Search code examples
sqlpostgresqlamazon-web-serviceshipaapii

De-Identifying PHI For HIPAA


I have a SQL DB which contains PHI, hosted on AWS. I want to access this data to perform analytics, however, I must de-identify the data first to comply with HIPAA.

How should I approach this? I have thought of a few approaches:

  1. Simply de-identify the DB with SQL commands.
  2. From now on, every time the DB is added to, add a de-identified version of that data to another DB. Then access this DB for analytics.
  3. From now on, every time the DB is added to, add a de-identified version of that data to another table in that DB. Then access this table with SQL commands for analytics.

Which is the best approach to use to maintain compliance with HIPAA? Or, is there a better way?

Thanks!


Solution

  • Budget allowing, consider doing your analytics on a different system and during the ETL, de-identify the data. Changing the source system to accommodate this requirement will increase complexity to maintain and likely affect other integrations - might end up with a monolith.

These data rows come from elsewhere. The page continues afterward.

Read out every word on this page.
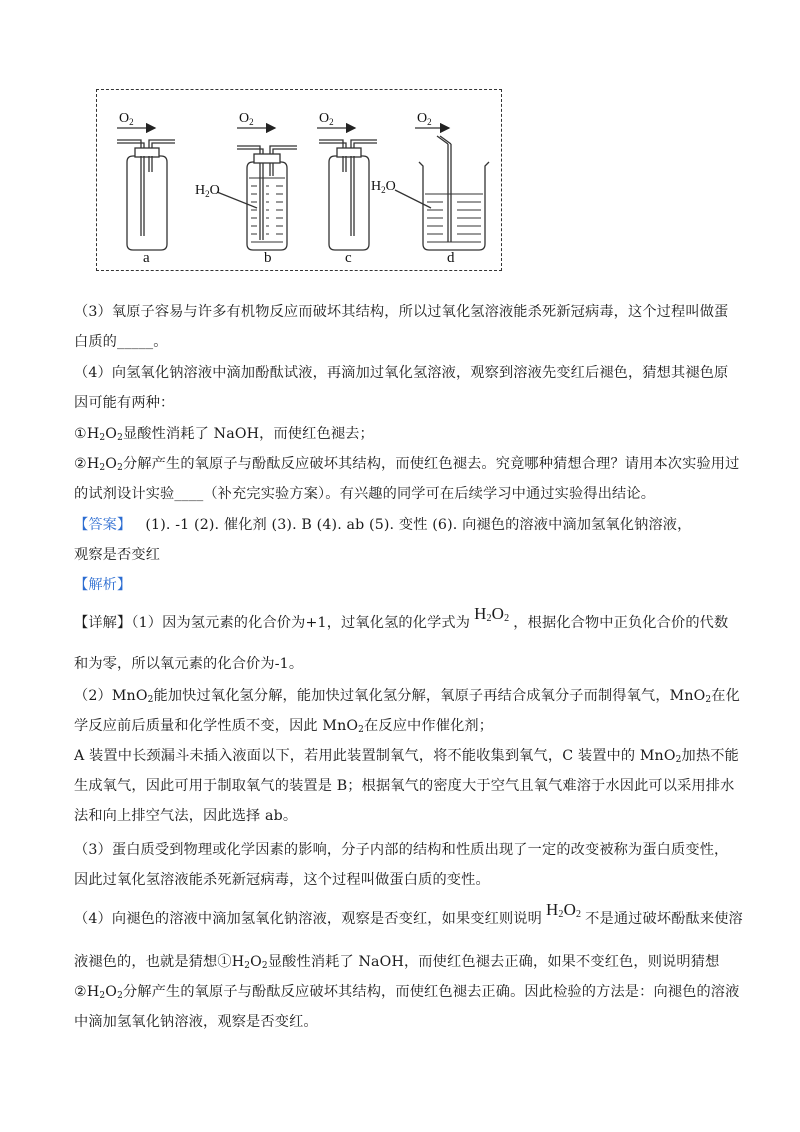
$O_2$	$O_2$	$O_2$	$O_2$
$H_2O$	$H_2O$
a	b	c	d
（3）氧原子容易与许多有机物反应而破坏其结构，所以过氧化氢溶液能杀死新冠病毒，这个过程叫做蛋
白质的_____。
（4）向氢氧化钠溶液中滴加酚酞试液，再滴加过氧化氢溶液，观察到溶液先变红后褪色，猜想其褪色原
因可能有两种：
$①H_2O_2$显酸性消耗了 NaOH，而使红色褪去；
$②H_2O_2$分解产生的氧原子与酚酞反应破坏其结构，而使红色褪去。究竟哪种猜想合理？请用本次实验用过
的试剂设计实验____（补充完实验方案）。有兴趣的同学可在后续学习中通过实验得出结论。
【答案】 (1). -1 (2). 催化剂 (3). B (4). ab (5). 变性 (6). 向褪色的溶液中滴加氢氧化钠溶液，
观察是否变红
【解析】
【详解】（1）因为氢元素的化合价为+1，过氧化氢的化学式为 $H_2O_2$ ，根据化合物中正负化合价的代数
和为零，所以氧元素的化合价为-1。
（2）MnO$_2$能加快过氧化氢分解，能加快过氧化氢分解，氧原子再结合成氧分子而制得氧气，MnO$_2$在化
学反应前后质量和化学性质不变，因此 MnO$_2$在反应中作催化剂；
A 装置中长颈漏斗未插入液面以下，若用此装置制氧气，将不能收集到氧气，C 装置中的 MnO$_2$加热不能
生成氧气，因此可用于制取氧气的装置是 B；根据氧气的密度大于空气且氧气难溶于水因此可以采用排水
法和向上排空气法，因此选择 ab。
（3）蛋白质受到物理或化学因素的影响，分子内部的结构和性质出现了一定的改变被称为蛋白质变性，
因此过氧化氢溶液能杀死新冠病毒，这个过程叫做蛋白质的变性。
（4）向褪色的溶液中滴加氢氧化钠溶液，观察是否变红，如果变红则说明 $H_2O_2$ 不是通过破坏酚酞来使溶
液褪色的，也就是猜想$①H_2O_2$显酸性消耗了 NaOH，而使红色褪去正确，如果不变红色，则说明猜想
$②H_2O_2$分解产生的氧原子与酚酞反应破坏其结构，而使红色褪去正确。因此检验的方法是：向褪色的溶液
中滴加氢氧化钠溶液，观察是否变红。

    There's various ways to do this: You could do a AWS DMS (with ongoing replication) with the DB as your source and S3 as target (parquet format). From there you could use Athena for analytics as jarmod highlighted, which also supports parquet format and you can even use SQL-like queries in Athena to analyze your data. There's also Redshift, send to another Relational DB, other analytics platforms etc.